Madagascar : conférence de presse d’organisations de la société civile réclamant transparence et publication des signataires

329 organisations : la transparence des signataires, un test de crédibilité démocratique

Selon plusieurs médias locaux, 329 organisations de la société civile malgache se seraient mobilisées pour dénoncer un retour à des pratiques de gouvernance marquées par le manque de concertation et de transparence, l’absence de véritable volonté de refondation, ainsi que la prédominance de calculs politiques visant à consolider durablement des positions de pouvoir.

Les informations relayées évoquent également :

  • une confiance citoyenne fragilisée ;
  • la montée de violences populaires, révélant des failles du système judiciaire ;
  • des recommandations, dont la tenue rapide d’une conférence nationale sur la transition ;
  • la priorisation des services essentiels et l’instauration d’une gouvernance transparente ;
  • l’accélération des réformes institutionnelles et électorales, ainsi qu’une demande de clarification sur les prochaines échéances.

La mobilisation est présentée comme massive. Mais au-delà du contenu politique, une question méthodologique mérite d’être posée.

Une annonce forte… sans liste nominative

À ce stade, aucune liste publique détaillant les 329 organisations signataires n’apparaît dans les contenus relayés. Pas d’annexe officielle, pas de document consolidé accessible au public, pas de publication claire et vérifiable des signataires.

Or, dans les standards internationaux du plaidoyer civique, une déclaration collective de cette ampleur est généralement accompagnée :

  • de la liste nominative des organisations signataires ;
  • de leur statut (association, ONG, plateforme, réseau, etc.) ;
  • de leur implantation (nationale, régionale, locale) ;
  • éventuellement des représentants ou responsables ;
  • d’un contact officiel (presse ou coordination).

La transparence n’est pas un détail technique : elle conditionne la crédibilité.

Représentativité : une question légitime

Annoncer un chiffre élevé produit un effet politique évident. Mais sans identification des signataires, plusieurs interrogations restent ouvertes :

  • combien d’organisations ont une portée nationale ?
  • combien sont des structures régionales ou locales ?
  • combien sont des réseaux ou plateformes regroupant déjà plusieurs membres ?
  • combien sont actives et vérifiables (existence légale, activités, implantation) ?

Il ne s’agit pas de contester une mobilisation.

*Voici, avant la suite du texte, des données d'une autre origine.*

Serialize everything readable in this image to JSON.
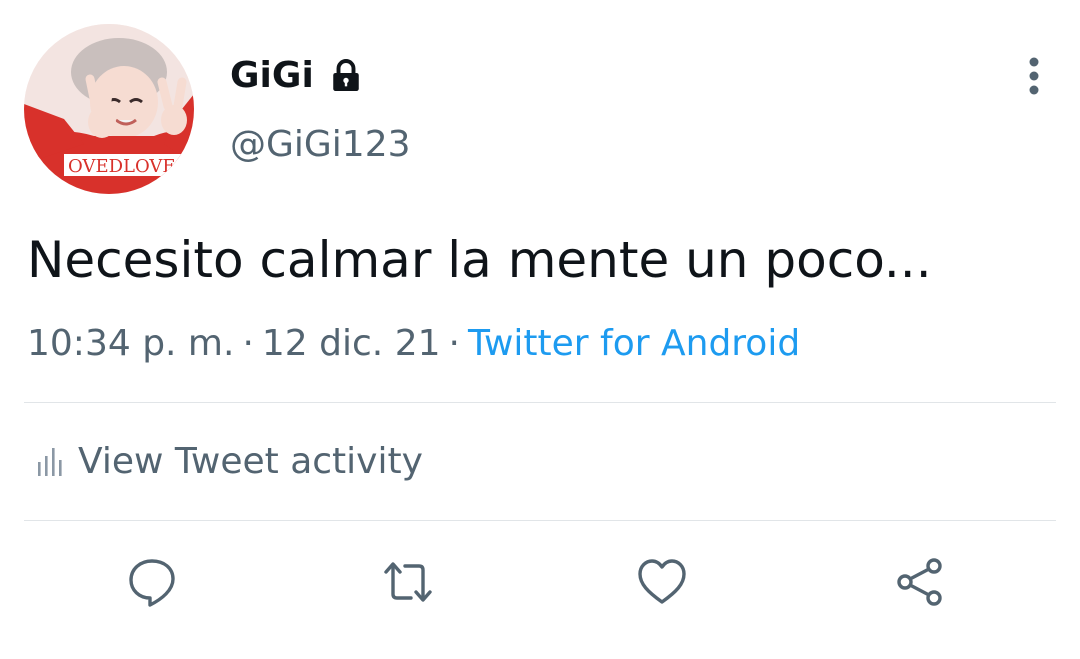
{
  "user": {
    "display_name": "GiGi",
    "handle": "@GiGi123",
    "protected_icon": "lock-icon",
    "avatar_text": "OVEDLOVE"
  },
  "tweet": {
    "text": "Necesito calmar la mente un poco...",
    "time": "10:34 p. m.",
    "date": "12 dic. 21",
    "separator": "·",
    "source": "Twitter for Android"
  },
  "activity": {
    "label": "View Tweet activity",
    "icon": "bar-chart-icon"
  },
  "actions": [
    {
      "name": "reply",
      "icon": "reply-icon"
    },
    {
      "name": "retweet",
      "icon": "retweet-icon"
    },
    {
      "name": "like",
      "icon": "heart-icon"
    },
    {
      "name": "share",
      "icon": "share-icon"
    }
  ],
  "colors": {
    "text": "#0f1419",
    "secondary": "#536471",
    "link": "#1d9bf0",
    "divider": "#e1e5e8"
  }
}
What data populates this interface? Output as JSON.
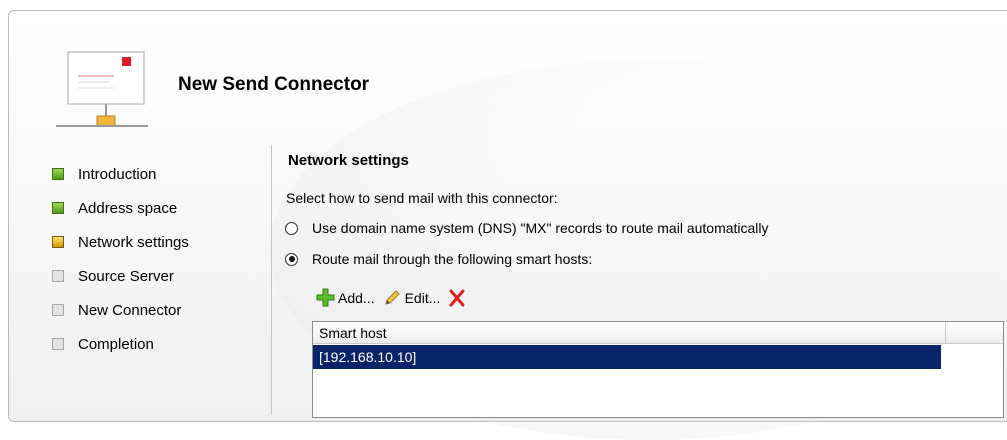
{
  "wizard": {
    "title": "New Send Connector",
    "header_icon": "send-connector-network-icon"
  },
  "nav": {
    "items": [
      {
        "label": "Introduction",
        "state": "done"
      },
      {
        "label": "Address space",
        "state": "done"
      },
      {
        "label": "Network settings",
        "state": "current"
      },
      {
        "label": "Source Server",
        "state": "pending"
      },
      {
        "label": "New Connector",
        "state": "pending"
      },
      {
        "label": "Completion",
        "state": "pending"
      }
    ]
  },
  "page": {
    "section_title": "Network settings",
    "instructions": "Select how to send mail with this connector:",
    "options": [
      {
        "label": "Use domain name system (DNS) \"MX\" records to route mail automatically",
        "selected": false
      },
      {
        "label": "Route mail through the following smart hosts:",
        "selected": true
      }
    ]
  },
  "toolbar": {
    "add_label": "Add...",
    "edit_label": "Edit...",
    "remove_icon": "red-x-icon"
  },
  "smart_hosts": {
    "column_header": "Smart host",
    "rows": [
      "[192.168.10.10]"
    ]
  },
  "colors": {
    "done": "#4f9a1a",
    "current": "#d19a00",
    "selection": "#0a246a"
  }
}
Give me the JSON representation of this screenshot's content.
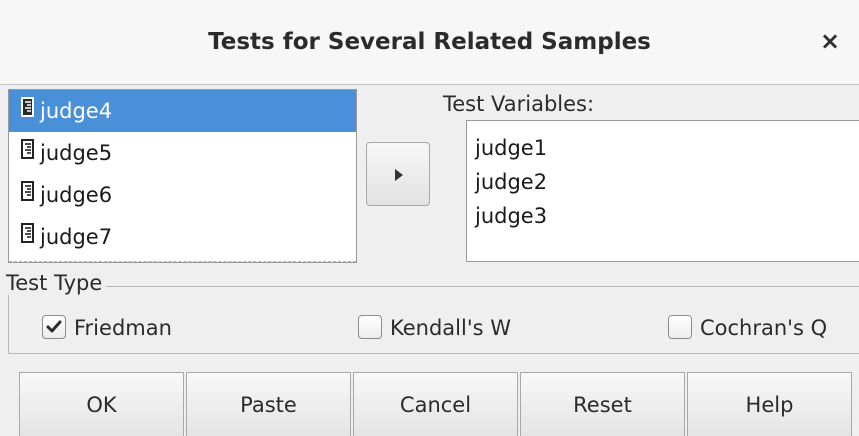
{
  "window": {
    "title": "Tests for Several Related Samples",
    "close_glyph": "×"
  },
  "source_list": {
    "items": [
      {
        "label": "judge4",
        "selected": true
      },
      {
        "label": "judge5",
        "selected": false
      },
      {
        "label": "judge6",
        "selected": false
      },
      {
        "label": "judge7",
        "selected": false
      }
    ]
  },
  "move_button": {
    "icon": "triangle-right-icon"
  },
  "test_variables": {
    "label": "Test Variables:",
    "items": [
      "judge1",
      "judge2",
      "judge3"
    ]
  },
  "test_type": {
    "legend": "Test Type",
    "options": [
      {
        "label": "Friedman",
        "checked": true
      },
      {
        "label": "Kendall's W",
        "checked": false
      },
      {
        "label": "Cochran's Q",
        "checked": false
      }
    ]
  },
  "buttons": {
    "ok": "OK",
    "paste": "Paste",
    "cancel": "Cancel",
    "reset": "Reset",
    "help": "Help"
  },
  "colors": {
    "selection": "#4a90d9",
    "background": "#efefef"
  }
}
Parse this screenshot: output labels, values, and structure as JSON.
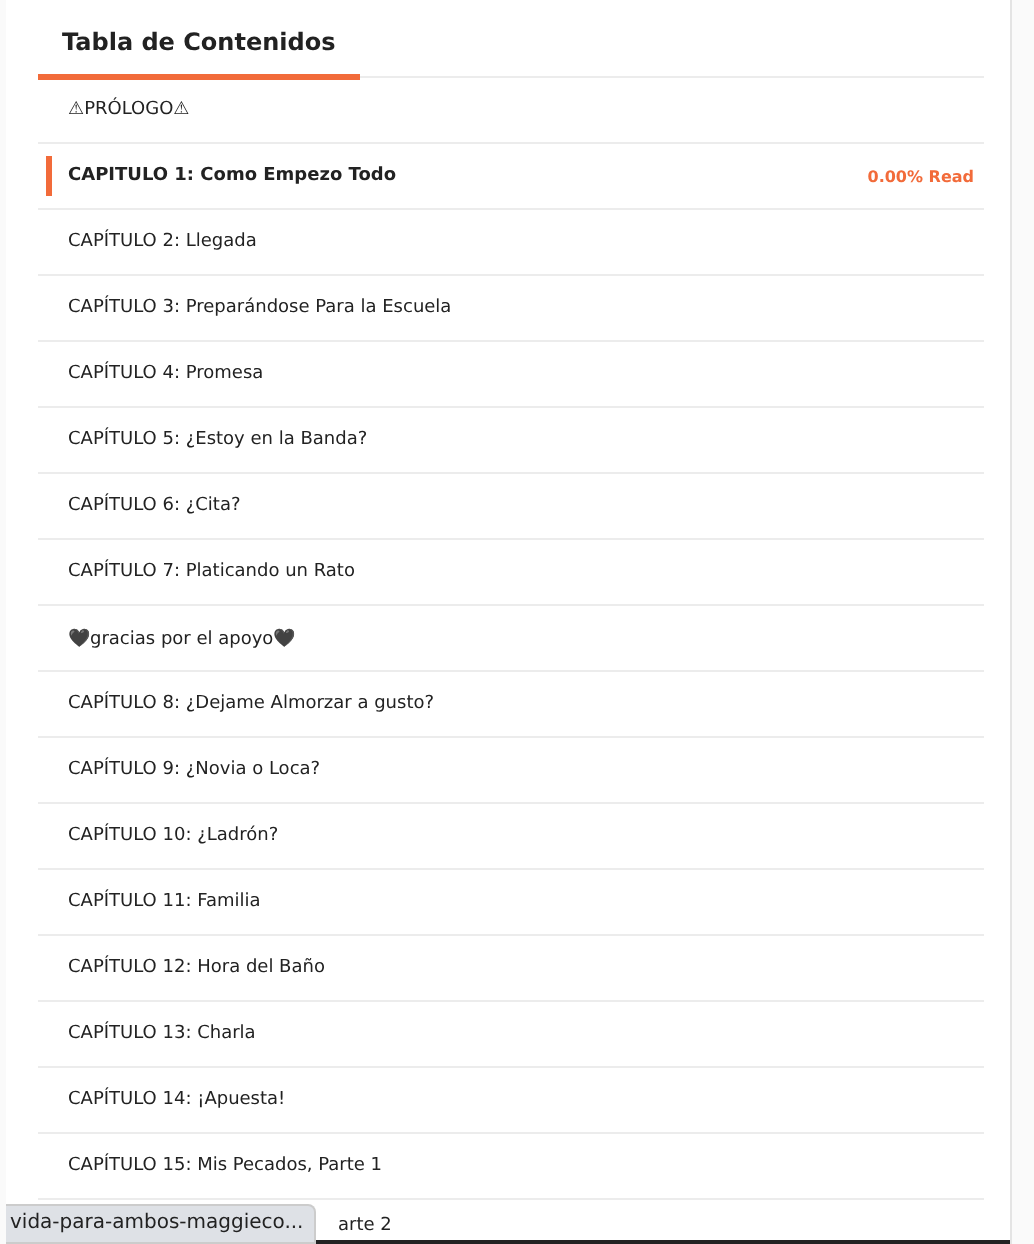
{
  "title": "Tabla de Contenidos",
  "chapters": [
    {
      "title": "⚠PRÓLOGO⚠",
      "selected": false
    },
    {
      "title": "CAPITULO 1: Como Empezo Todo",
      "selected": true,
      "progress": "0.00% Read"
    },
    {
      "title": "CAPÍTULO 2: Llegada",
      "selected": false
    },
    {
      "title": "CAPÍTULO 3: Preparándose Para la Escuela",
      "selected": false
    },
    {
      "title": "CAPÍTULO 4: Promesa",
      "selected": false
    },
    {
      "title": "CAPÍTULO 5: ¿Estoy en la Banda?",
      "selected": false
    },
    {
      "title": "CAPÍTULO 6: ¿Cita?",
      "selected": false
    },
    {
      "title": "CAPÍTULO 7: Platicando un Rato",
      "selected": false
    },
    {
      "title": "🖤gracias por el apoyo🖤",
      "selected": false
    },
    {
      "title": "CAPÍTULO 8: ¿Dejame Almorzar a gusto?",
      "selected": false
    },
    {
      "title": "CAPÍTULO 9: ¿Novia o Loca?",
      "selected": false
    },
    {
      "title": "CAPÍTULO 10: ¿Ladrón?",
      "selected": false
    },
    {
      "title": "CAPÍTULO 11: Familia",
      "selected": false
    },
    {
      "title": "CAPÍTULO 12: Hora del Baño",
      "selected": false
    },
    {
      "title": "CAPÍTULO 13: Charla",
      "selected": false
    },
    {
      "title": "CAPÍTULO 14: ¡Apuesta!",
      "selected": false
    },
    {
      "title": "CAPÍTULO 15: Mis Pecados, Parte 1",
      "selected": false
    },
    {
      "title": "arte 2",
      "selected": false,
      "kind": "covered"
    }
  ],
  "status_tooltip": "vida-para-ambos-maggieco..."
}
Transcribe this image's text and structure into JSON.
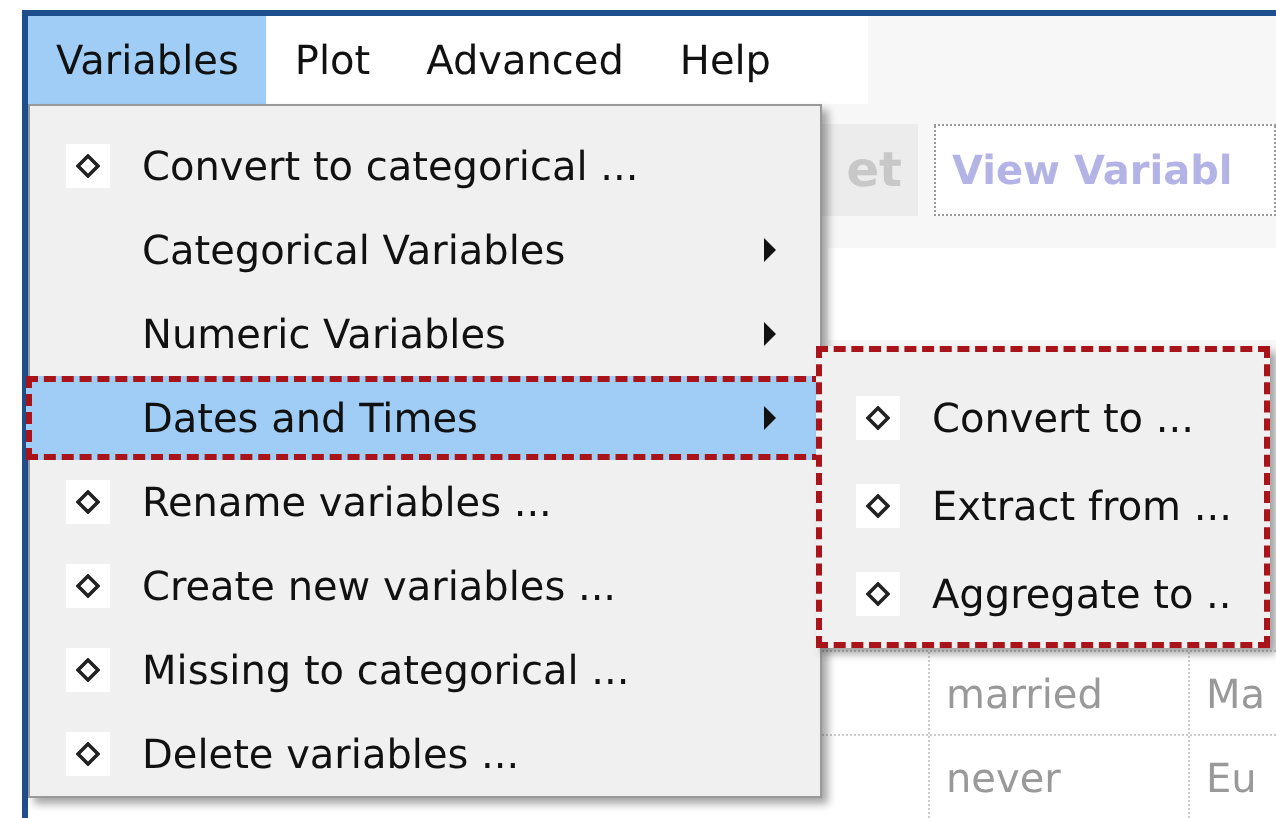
{
  "menubar": [
    {
      "label": "Variables",
      "selected": true
    },
    {
      "label": "Plot",
      "selected": false
    },
    {
      "label": "Advanced",
      "selected": false
    },
    {
      "label": "Help",
      "selected": false
    }
  ],
  "toolbar": [
    "et",
    "View Variabl"
  ],
  "table_rows": [
    [
      "married",
      "Ma"
    ],
    [
      "never",
      "Eu"
    ]
  ],
  "menu": [
    {
      "label": "Convert to categorical ...",
      "kind": "action",
      "selected": false,
      "annotated": false
    },
    {
      "label": "Categorical Variables",
      "kind": "submenu",
      "selected": false,
      "annotated": false
    },
    {
      "label": "Numeric Variables",
      "kind": "submenu",
      "selected": false,
      "annotated": false
    },
    {
      "label": "Dates and Times",
      "kind": "submenu",
      "selected": true,
      "annotated": true
    },
    {
      "label": "Rename variables ...",
      "kind": "action",
      "selected": false,
      "annotated": false
    },
    {
      "label": "Create new variables ...",
      "kind": "action",
      "selected": false,
      "annotated": false
    },
    {
      "label": "Missing to categorical ...",
      "kind": "action",
      "selected": false,
      "annotated": false
    },
    {
      "label": "Delete variables ...",
      "kind": "action",
      "selected": false,
      "annotated": false
    }
  ],
  "submenu": {
    "annotated": true,
    "items": [
      {
        "label": "Convert to ..."
      },
      {
        "label": "Extract from ..."
      },
      {
        "label": "Aggregate to .."
      }
    ]
  }
}
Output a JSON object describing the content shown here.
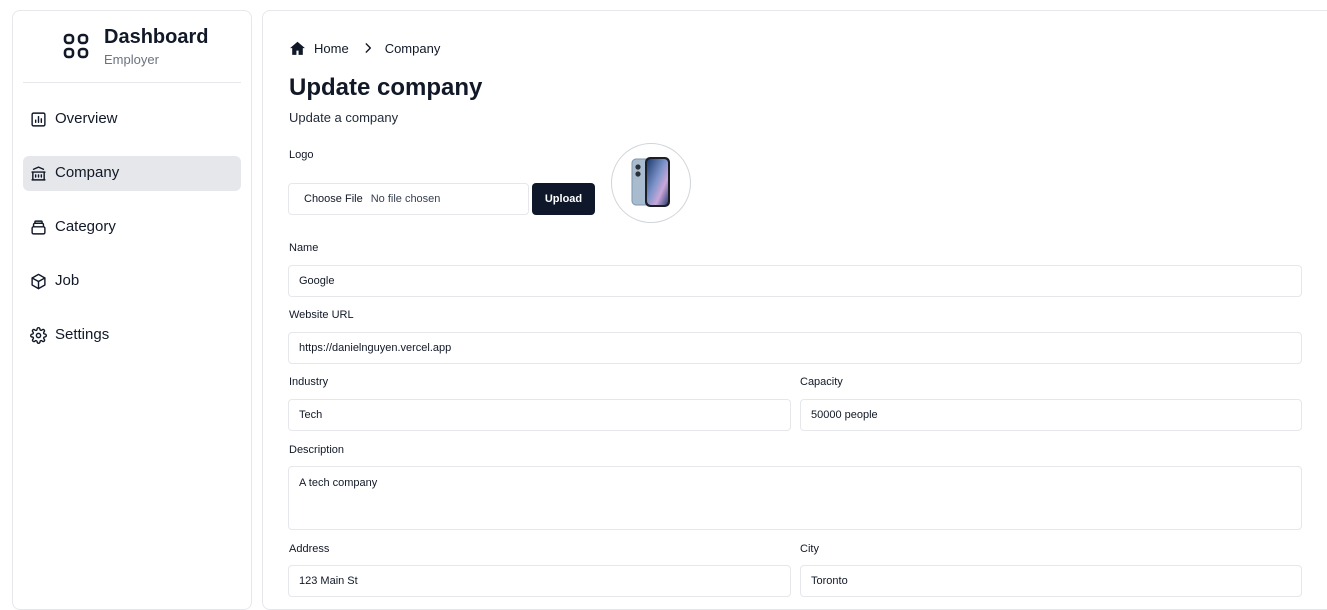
{
  "sidebar": {
    "brand_title": "Dashboard",
    "brand_subtitle": "Employer",
    "items": [
      {
        "label": "Overview",
        "icon": "bar-chart-icon",
        "active": false
      },
      {
        "label": "Company",
        "icon": "building-icon",
        "active": true
      },
      {
        "label": "Category",
        "icon": "layers-icon",
        "active": false
      },
      {
        "label": "Job",
        "icon": "cube-icon",
        "active": false
      },
      {
        "label": "Settings",
        "icon": "gear-icon",
        "active": false
      }
    ]
  },
  "breadcrumb": {
    "home": "Home",
    "current": "Company"
  },
  "page": {
    "title": "Update company",
    "subtitle": "Update a company"
  },
  "form": {
    "logo_label": "Logo",
    "file_button": "Choose File",
    "file_status": "No file chosen",
    "upload_button": "Upload",
    "name_label": "Name",
    "name_value": "Google",
    "website_label": "Website URL",
    "website_value": "https://danielnguyen.vercel.app",
    "industry_label": "Industry",
    "industry_value": "Tech",
    "capacity_label": "Capacity",
    "capacity_value": "50000 people",
    "description_label": "Description",
    "description_value": "A tech company",
    "address_label": "Address",
    "address_value": "123 Main St",
    "city_label": "City",
    "city_value": "Toronto"
  },
  "colors": {
    "active_bg": "#e5e7eb",
    "primary_button": "#0f172a",
    "border": "#e5e7eb"
  }
}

Il s’agit d’évaluer la représentativité et la solidité du signal envoyé au public.

Les normes ailleurs

Dans d’autres pays, lors de mobilisations comparables, les pratiques de référence consistent à :

  • publier les listes complètes en annexe ;
  • rendre les signataires vérifiables ;
  • mettre à disposition un document officiel consultable (communiqué + annexes) ;
  • permettre aux journalistes et citoyens de contrôler l’existence et la représentativité des organisations.

Cette rigueur protège la société civile elle-même, les institutions interpellées, et la qualité du débat public.

Une exigence de cohérence

La déclaration critique un manque de transparence dans la gouvernance publique. Or, la cohérence démocratique suppose que cette exigence s’applique aussi aux acteurs civiques.

Réclamer des normes élevées implique de les incarner. Publier la liste complète des signataires ne serait pas un geste polémique : ce serait un acte de clarification.

Un enjeu de maturité démocratique

Dans un contexte marqué par la défiance et les suspicions, la transparence agit comme un outil de stabilisation. Un chiffre sans liste :

  • alimente le doute ;
  • ouvre la porte aux spéculations ;
  • peut affaiblir le message porté.

À l’inverse, une publication complète des signataires :

  • renforce la crédibilité ;
  • structure le débat ;
  • consolide la confiance.

Conclusion

La question n’est pas de contester la légitimité d’une mobilisation. La question est d’élever les standards du débat public.

Si 329 organisations ont effectivement signé cette déclaration, la publication détaillée des signataires ne ferait que renforcer leur position.

Dans une démocratie exigeante, la transparence n’est pas une option. Elle est la condition du sérieux.

ℹ️ Avis personnel — Les opinions exprimées dans cet article sont personnelles et n'engagent que l'auteur. Elles visent à nourrir la réflexion et le débat constructif sur Madagascar.